CapLion has an expansion on this, as do a number of other people from blog to blog.
Bush is not Dumb. Oh no. He is by far one of the most crafty, intelligent politicians of his time. Anyone, which is to say most everyone, who underestimates him is in for surprise after surprise.
Bush knows people think he's the dim bulb in the drawer, and he's using that to a downright amazing advantage at every twist. Remarkable.
I've been wary of the malapropisms-as-proof-of-stupidity thing since 2000, because they seemed to exhibit a major distinction from those of (for instance) Quayle: Quayle's stemmed from a kind of willful ignorance, a seeming goat-skulled insistence on focusing the theses of so many speeches directly on some outrageously incorrect claim or assumption. What a terrible thing it is to lose one's mind.
But Bush's stumblings are more like stuttering. One's mind and mouth travel at slightly different speeds, and the result is a missed shift here and there. I know first-hand that this kind of poor verbal footing is not indicative of lacking mental capacity; I have close friends whose minds, among the most agile I've ever run across, are masked by unfortunately poorly-tuned speech machinery.

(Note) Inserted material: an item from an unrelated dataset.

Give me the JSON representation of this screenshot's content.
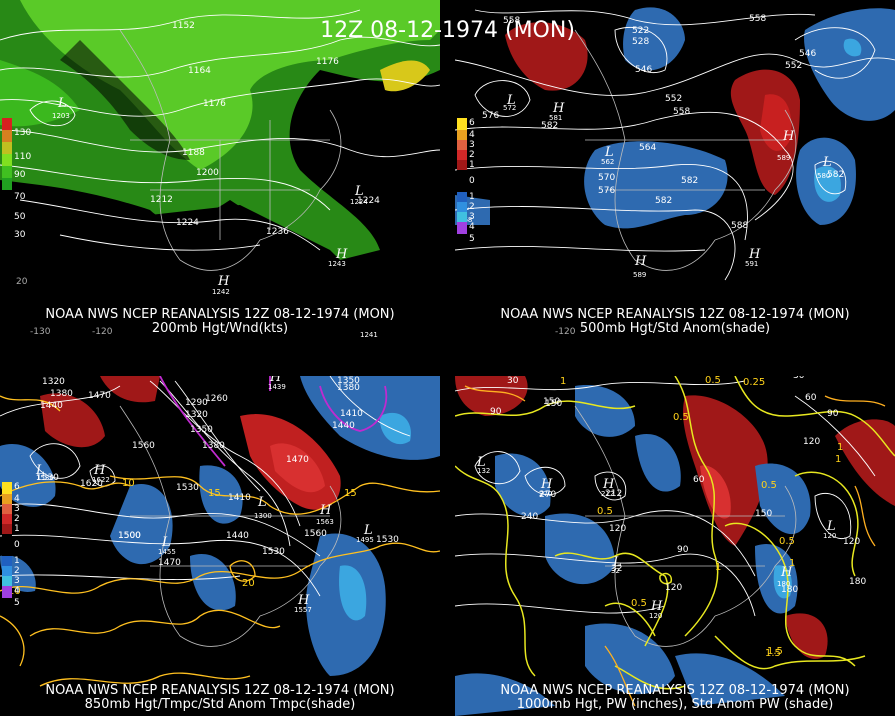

I know better than to ignore the thoughts in question just because they aren't being delivered with the teflon texture of an Oxford don.
Actions and accomplishments speak reams, and I think those who continue to ridicule Bush for his podium presence alone-- which oddly enough don't even include Matt and Trey (That's My Bush never seemed to play on this aspect of the president's persona)-- are themselves going to look sillier and sillier as time goes on.